Seis civis denunciados pela 4ª Procuradoria de Justiça Militar no Rio de Janeiro por tentativa de homicídio contra militares foram condenados pelo juiz Federal da Justiça Militar da 4ª Auditoria da 1ª Circunscrição Judiciária Militar (1ª CJM).
As penas aplicadas variam de 9 anos a 10 anos e 6 meses de reclusão e estão previstas no artigo 121, § 2º, inciso VII, do Código Penal Comum, que trata do crime de homicídio qualificado na modalidade tentada.
O caso ocorreu em 20 de agosto de 2018, quando dez militares que realizavam operação de combate ao tráfico de drogas no Complexo da Penha e do Alemão, no contexto de Intervenção Federal na Segurança Pública do Estado do Rio de Janeiro, foram recebidos a tiros pelos agora condenados.

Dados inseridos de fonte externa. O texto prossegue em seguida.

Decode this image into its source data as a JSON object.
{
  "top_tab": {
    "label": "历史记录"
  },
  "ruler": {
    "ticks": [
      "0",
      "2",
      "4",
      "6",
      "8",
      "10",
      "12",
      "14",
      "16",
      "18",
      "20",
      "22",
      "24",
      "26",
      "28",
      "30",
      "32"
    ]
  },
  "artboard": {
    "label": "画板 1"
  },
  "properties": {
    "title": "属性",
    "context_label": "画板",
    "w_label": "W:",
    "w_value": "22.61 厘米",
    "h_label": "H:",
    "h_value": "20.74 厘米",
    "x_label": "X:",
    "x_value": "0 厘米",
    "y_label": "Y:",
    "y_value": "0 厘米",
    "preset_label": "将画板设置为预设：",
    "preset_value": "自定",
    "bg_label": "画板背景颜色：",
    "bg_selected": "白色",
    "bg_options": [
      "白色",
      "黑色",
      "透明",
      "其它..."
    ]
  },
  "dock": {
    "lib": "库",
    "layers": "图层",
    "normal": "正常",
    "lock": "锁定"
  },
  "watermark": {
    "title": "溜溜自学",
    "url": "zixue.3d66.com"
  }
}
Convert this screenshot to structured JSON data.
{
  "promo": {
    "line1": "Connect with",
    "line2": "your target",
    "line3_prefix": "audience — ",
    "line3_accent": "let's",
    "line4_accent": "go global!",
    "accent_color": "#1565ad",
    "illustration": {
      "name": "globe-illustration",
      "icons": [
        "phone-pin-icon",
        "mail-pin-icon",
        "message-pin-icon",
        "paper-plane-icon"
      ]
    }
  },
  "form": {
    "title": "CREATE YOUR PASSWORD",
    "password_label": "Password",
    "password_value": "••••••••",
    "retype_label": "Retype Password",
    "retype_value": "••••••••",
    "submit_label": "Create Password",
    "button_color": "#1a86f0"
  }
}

De acordo com a denúncia do Ministério Público Militar, os civis, de forma dolosa, livre, consciente, em comunhão de vontades e com dolo de matar, realizaram disparos, por quase duas horas, na direção dos militares, não logrando êxito em atingi-los em razão de circunstâncias alheias à vontade dos condenados.
A denúncia foi inicialmente rejeitada pela 4ª Auditoria da 1ª CJM, sendo recebida em 21 de maio de 2019, pelo Superior Tribunal Militar, após recurso da PJM Rio de Janeiro. Originalmente eram sete denunciados, mas no curso do processo, um deles faleceu, extinguindo sua punibilidade.

Na decisão, o juiz federal apresentou argumentos para rejeição de todas as preliminares suscitadas pela defesa. Entre elas, a alegação de incompetência da Justiça Militar da União para processar e julgar réus civis; o pedido de aplicação do rito do júri diante da acusação de crime doloso contra a vida; a alegação de manifesta fragilidade das provas; a solicitação de aplicação do princípio in dubio pro reo em caso de dúvida razoável do julgador; e, finalmente, alegação de vinculação do juiz ao pedido de absolvição do MP.
O magistrado declarou que o acórdão e sentença absolutórios proferidos na Justiça Comum, onde o fato também foi objeto de processo, “não têm o condão de alterar os fundamentos dos fatos apreciados neste processo penal militar”. Como ressaltou, os fatos sujeitos a julgamento na Justiça Comum não são exatamente os mesmos apreciados pela Justiça Militar da União. Embora tenham estrita conexão, foram separados para apreciação nas esferas competentes, em especial a conduta de tentativa de homicídio contra dez militares, durante confronto armado.
O juiz federal também rejeitou a tese formulada pela defesa de que seriam inidôneos os depoimentos dos agentes militares que atuaram como testemunhas, diante da constatação da prática de tortura. “A aceitabilidade de uma conclusão pericial para a prova de um fato não deve se fiar somente na idoneidade dos peritos que a realizaram, ou nos institutos a que pertencem, que são fatores complementares para o juízo decisório. A análise deve ser feita a partir da coerência do seu conteúdo e da confiabilidade dos métodos e dos resultados efetivamente encontrados”, escreve na decisão.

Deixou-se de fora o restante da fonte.